After shutting down it's last factory in China, in recent days there have been rumors that the well-known German sports clothing manufacturer Adidas also plans to terminate its contracts with 300 contract manufacturing factories in China.

This is simply the latest in a run of bad news for factories operating in China's southern Pearl River Delta region.

If you take a bus from the railway station of the southern manufacturing hub of Dongguan (东莞), it will take you about 30 minutes to get to the township of Dalang (大朗镇), one of the biggest distribution centers for textile products in the world.

At present, a lot of shops are shuttered up and there are few customers in the few stores that are open.   

Xingye Knitwear Corporation (兴业针织有限公司), one of the better known enterprises in Dalang County, once employed between 1,200 and 1,300 people but now only keeps about 500 staff on. The company relies on exports, but orders have shrunk by 50 percent compared to last year and the company's general manager says that the situation is even worse than it was in 2008 when the financial crisis hit.

A senior executive at the company told a journalist from the China Securities Journal that the rising cost of manufacturing in China and the economic downturn in the West were to blame.

"Lots of orders go to low-cost countries like Vietnam, Cambodia, and Bangladesh. Their costs are at about the same level as ours were 15 years ago, we can't possibly compete with them on price."

Lots of contract manufacturers in Dalang complain that there is no longer any room to make profits. "Yes we have orders, but the prices being paid are so low.

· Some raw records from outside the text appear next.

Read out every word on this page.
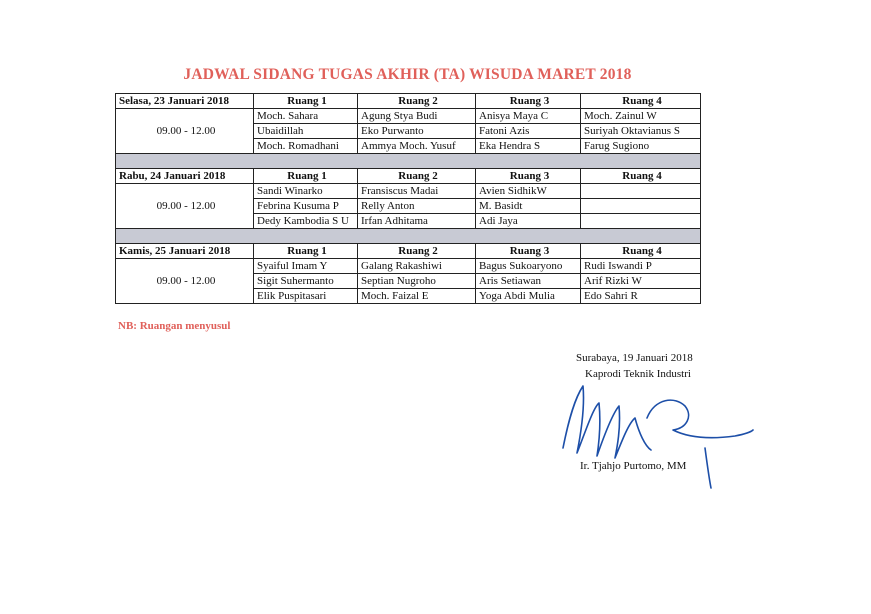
JADWAL SIDANG TUGAS AKHIR (TA) WISUDA MARET 2018
Selasa, 23 Januari 2018	Ruang 1	Ruang 2	Ruang 3	Ruang 4
09.00 - 12.00	Moch. Sahara	Agung Stya Budi	Anisya Maya C	Moch. Zainul W
	Ubaidillah	Eko Purwanto	Fatoni Azis	Suriyah Oktavianus S
	Moch. Romadhani	Ammya Moch. Yusuf	Eka Hendra S	Farug Sugiono

Rabu, 24 Januari 2018	Ruang 1	Ruang 2	Ruang 3	Ruang 4
09.00 - 12.00	Sandi Winarko	Fransiscus Madai	Avien SidhikW	
	Febrina Kusuma P	Relly Anton	M. Basidt	
	Dedy Kambodia S U	Irfan Adhitama	Adi Jaya	

Kamis, 25 Januari 2018	Ruang 1	Ruang 2	Ruang 3	Ruang 4
09.00 - 12.00	Syaiful Imam Y	Galang Rakashiwi	Bagus Sukoaryono	Rudi Iswandi P
	Sigit Suhermanto	Septian Nugroho	Aris Setiawan	Arif Rizki W
	Elik Puspitasari	Moch. Faizal E	Yoga Abdi Mulia	Edo Sahri R
NB: Ruangan menyusul
Surabaya, 19 Januari 2018
Kaprodi Teknik Industri
Ir. Tjahjo Purtomo, MM
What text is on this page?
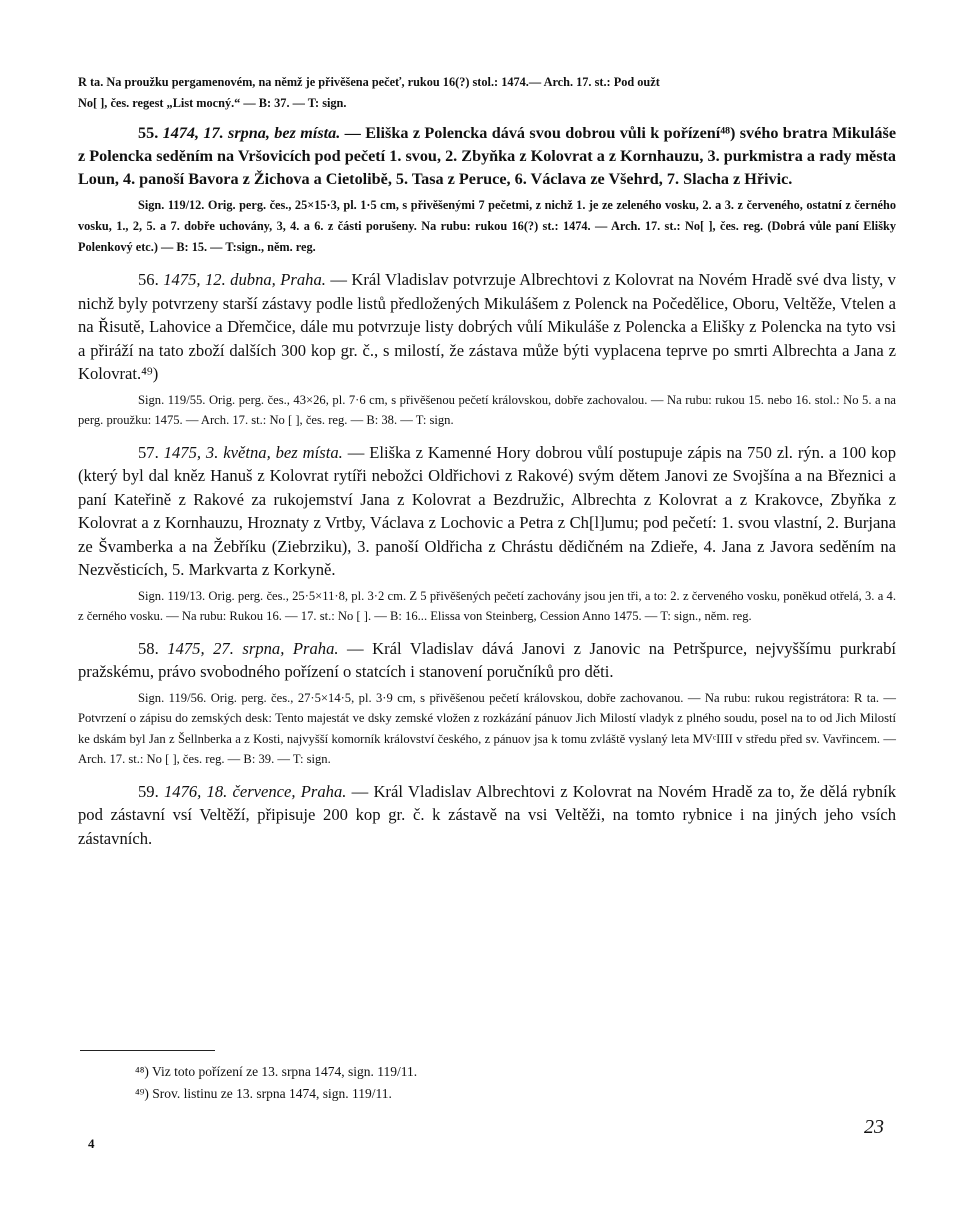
R ta. Na proužku pergamenovém, na němž je přivěšena pečeť, rukou 16(?) stol.: 1474.— Arch. 17. st.: Pod oužt
No[ ], čes. regest „List mocný.“ — B: 37. — T: sign.

55. 1474, 17. srpna, bez místa. — Eliška z Polencka dává svou dobrou vůli k pořízení⁴⁸) svého bratra Mikuláše z Polencka seděním na Vršovicích pod pečetí 1. svou, 2. Zbyňka z Kolovrat a z Kornhauzu, 3. purkmistra a rady města Loun, 4. panoší Bavora z Žichova a Cietolibě, 5. Tasa z Peruce, 6. Václava ze Všehrd, 7. Slacha z Hřivic.

Sign. 119/12. Orig. perg. čes., 25×15·3, pl. 1·5 cm, s přivěšenými 7 pečetmi, z nichž 1. je ze zeleného vosku, 2. a 3. z červeného, ostatní z černého vosku, 1., 2, 5. a 7. dobře uchovány, 3, 4. a 6. z části porušeny. Na rubu: rukou 16(?) st.: 1474. — Arch. 17. st.: No[ ], čes. reg. (Dobrá vůle paní Elišky Polenkový etc.) — B: 15. — T:sign., něm. reg.

56. 1475, 12. dubna, Praha. — Král Vladislav potvrzuje Albrechtovi z Kolovrat na Novém Hradě své dva listy, v nichž byly potvrzeny starší zástavy podle listů předložených Mikulášem z Polenck na Počedělice, Oboru, Veltěže, Vtelen a na Řisutě, Lahovice a Dřemčice, dále mu potvrzuje listy dobrých vůlí Mikuláše z Polencka a Elišky z Polencka na tyto vsi a přiráží na tato zboží dalších 300 kop gr. č., s milostí, že zástava může býti vyplacena teprve po smrti Albrechta a Jana z Kolovrat.⁴⁹)

Sign. 119/55. Orig. perg. čes., 43×26, pl. 7·6 cm, s přivěšenou pečetí královskou, dobře zachovalou. — Na rubu: rukou 15. nebo 16. stol.: No 5. a na perg. proužku: 1475. — Arch. 17. st.: No [ ], čes. reg. — B: 38. — T: sign.

57. 1475, 3. května, bez místa. — Eliška z Kamenné Hory dobrou vůlí postupuje zápis na 750 zl. rýn. a 100 kop (který byl dal kněz Hanuš z Kolovrat rytíři nebožci Oldřichovi z Rakové) svým dětem Janovi ze Svojšína a na Březnici a paní Kateřině z Rakové za rukojemství Jana z Kolovrat a Bezdružic, Albrechta z Kolovrat a z Krakovce, Zbyňka z Kolovrat a z Kornhauzu, Hroznaty z Vrtby, Václava z Lochovic a Petra z Ch[l]umu; pod pečetí: 1. svou vlastní, 2. Burjana ze Švamberka a na Žebříku (Ziebrziku), 3. panoší Oldřicha z Chrástu dědičném na Zdieře, 4. Jana z Javora seděním na Nezvěsticích, 5. Markvarta z Korkyně.

Sign. 119/13. Orig. perg. čes., 25·5×11·8, pl. 3·2 cm. Z 5 přivěšených pečetí zachovány jsou jen tři, a to: 2. z červeného vosku, poněkud otřelá, 3. a 4. z černého vosku. — Na rubu: Rukou 16. — 17. st.: No [ ]. — B: 16... Elissa von Steinberg, Cession Anno 1475. — T: sign., něm. reg.

58. 1475, 27. srpna, Praha. — Král Vladislav dává Janovi z Janovic na Petršpurce, nejvyššímu purkrabí pražskému, právo svobodného pořízení o statcích i stanovení poručníků pro děti.

Sign. 119/56. Orig. perg. čes., 27·5×14·5, pl. 3·9 cm, s přivěšenou pečetí královskou, dobře zachovanou. — Na rubu: rukou registrátora: R ta. — Potvrzení o zápisu do zemských desk: Tento majestát ve dsky zemské vložen z rozkázání pánuov Jich Milostí vladyk z plného soudu, posel na to od Jich Milostí ke dskám byl Jan z Šellnberka a z Kosti, najvyšší komorník království českého, z pánuov jsa k tomu zvláště vyslaný leta MVᶜIIII v středu před sv. Vavřincem. — Arch. 17. st.: No [ ], čes. reg. — B: 39. — T: sign.

59. 1476, 18. července, Praha. — Král Vladislav Albrechtovi z Kolovrat na Novém Hradě za to, že dělá rybník pod zástavní vsí Veltěží, připisuje 200 kop gr. č. k zástavě na vsi Veltěži, na tomto rybnice i na jiných jeho vsích zástavních.

⁴⁸) Viz toto pořízení ze 13. srpna 1474, sign. 119/11.
⁴⁹) Srov. listinu ze 13. srpna 1474, sign. 119/11.
4
23
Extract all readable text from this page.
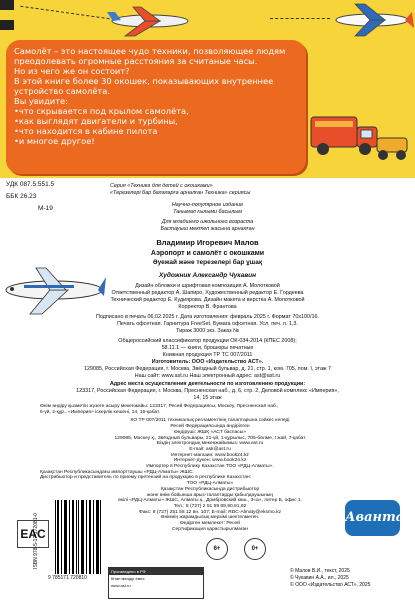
Самолёт – это настоящее чудо техники, позволяющее людям

преодолевать огромные расстояния за считаные часы.

Но из чего же он состоит?

В этой книге более 30 окошек, показывающих внутреннее

устройство самолёта.

Вы увидите:

•что скрывается под крылом самолёта,

•как выглядят двигатели и турбины,

•что находится в кабине пилота

•и многое другое!

УДК 087.5:551.5
ББК 26.23
М-19
Серия «Техника для детей с окошками»
«Терезелері бар балаларға арналған Техника» сериясы
Научно-популярное издание
Танымал ғылыми басылым
Для младшего школьного возраста
Бастауыш мектеп жасына арналған
Владимир Игоревич Малов
Аэропорт и самолёт с окошками
Әуежай және терезелері бар ұшақ
Художник Александр Чукавин
Дизайн обложки и шрифтовая композиция А. Молотковой
Ответственный редактор А. Шапиро. Художественный редактор Е. Гордеева
Технический редактор Е. Кудиярова. Дизайн макета и верстка А. Молотковой
Корректор В. Фрaнтова
Подписано в печать 06.02.2025 г. Дата изготовления: февраль 2025 г. Формат 70х100/16.
Печать офсетная. Гарнитура FreeSet. Бумага офсетная. Усл. печ. л. 1,3.
Тираж 3000 экз. Заказ №
Общероссийский классификатор продукции ОК-034-2014 (КПЕС 2008);
58.11.1 — книги, брошюры печатные
Книжная продукция ТР ТС 007/2011
Изготовитель: ООО «Издательство АСТ».
129085, Российская Федерация, г. Москва, Звёздный бульвар, д. 21, стр. 1, ком. 705, пом. I, этаж 7
Наш сайт: www.ast.ru Наш электронный адрес: ast@ast.ru
Адрес места осуществления деятельности по изготовлению продукции:
123317, Российская Федерация, г. Москва, Пресненская наб., д. 6, стр. 2, Деловой комплекс «Империя»,
14, 15 этаж
Өнім өндіру қызметін жүзеге асыру мекенжайы: 123317, Ресей Федерациясы, Мәскеу, Пресненская наб.,
6-үй, 2-құр., «Империя» іскерлік кешені, 14, 15-қабат.
КО ТР 007/2011 техникалық регламентінің талаптарына сәйкес келеді
Ресей Федерациясында өндірілген
Өндіруші: ЖШҚ «АСТ баспасы»
129085, Мәскеу қ., Звёздный бульвары, 21-үй, 1-құрылыс, 705-бөлме, I жай, 7-қабат
Біздің электрондық мекенжайымыз: www.ast.ru
E-mail: ask@ast.ru
Интернет-магазин: www.book24.kz
Интернет-дүкен: www.book24.kz
Импортер в Республику Казахстан ТОО «РДЦ-Алматы».
Қазақстан Республикасындағы импорттаушы «РДЦ-Алматы» ЖШС.
Дистрибьютор и представитель по приему претензий на продукцию в республике Казахстан:
ТОО «РДЦ-Алматы»
Қазақстан Республикасында дистрибьютор
және өнім бойынша арыз-талаптарды қабылдаушының
өкілі «РДЦ-Алматы» ЖШС, Алматы қ., Домбровский көш., 3«а», литер Б, офис 1.
Тел.: 8 (727) 2 51 59 89,90,91,92
Факс: 8 (727) 251 58 12 вн. 107; E-mail: RDC-Almaty@eksmo.kz
Өнімнің жарамдылық мерзімі шектелмеген.
Өндірген мемлекет: Ресей
Сертификация қарастырылмаған
EAC
ISBN 978-5-17-172081-0
9 785171 720810
Произведено в РФ
Кітап мөлдір емес
www.ast.ru
6+	0+
© Малов В.И., текст, 2025
© Чукавин А.А., ил., 2025
© ООО «Издательство АСТ», 2025
Аванта
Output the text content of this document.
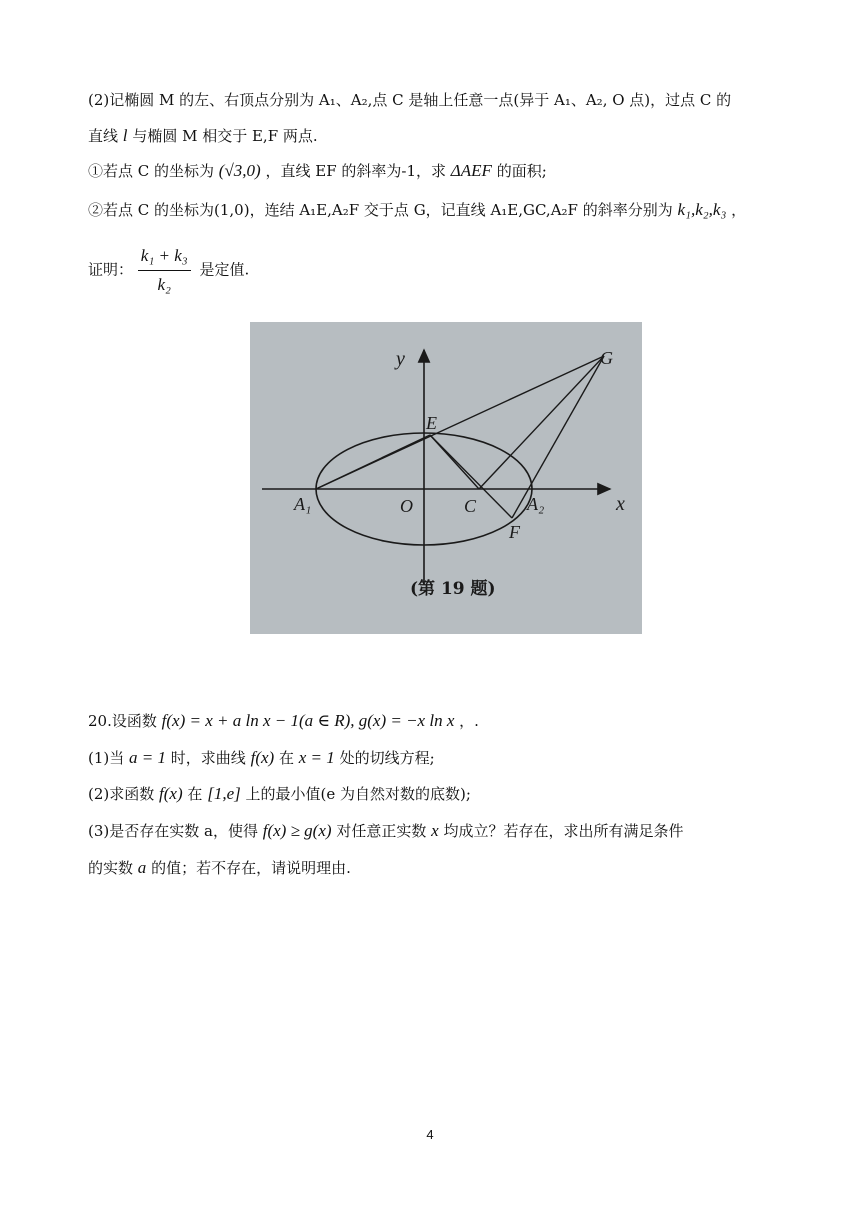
(2)记椭圆 M 的左、右顶点分别为 A₁、A₂,点 C 是轴上任意一点(异于 A₁、A₂, O 点)，过点 C 的
直线 l 与椭圆 M 相交于 E,F 两点.
①若点 C 的坐标为 (√3,0) ，直线 EF 的斜率为-1，求 ΔAEF 的面积;
②若点 C 的坐标为(1,0)，连结 A₁E,A₂F 交于点 G，记直线 A₁E,GC,A₂F 的斜率分别为 k₁,k₂,k₃ ，
证明： $\frac{\text{k₁ + k₃}}{\text{k₂}}$ 是定值.
y
x
G
E
A₁	O	C	A₂
F
(第 19 题)
20.设函数 f(x) = x + a ln x − 1(a ∈ R), g(x) = −x ln x ，.
(1)当 a = 1 时，求曲线 f(x) 在 x = 1 处的切线方程;
(2)求函数 f(x) 在 [1,e] 上的最小值(e 为自然对数的底数);
(3)是否存在实数 a，使得 f(x) ≥ g(x) 对任意正实数 x 均成立？若存在，求出所有满足条件
的实数 a 的值；若不存在，请说明理由.
4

It's definitely not the way out," the head of another company in Dalang said.  

Aside from textiles, toy factories and shoe manufacturers have also been hard hit.

Chen Naixing (陈乃醒), the head of the center for SME Studies at China's Academy of Social Sciences, said that factories that relied too heavily on labor are more likely to run into difficulties. This year, China's bankruptcy rate has increased to 8 percent, while normally the figure is only 3 percent.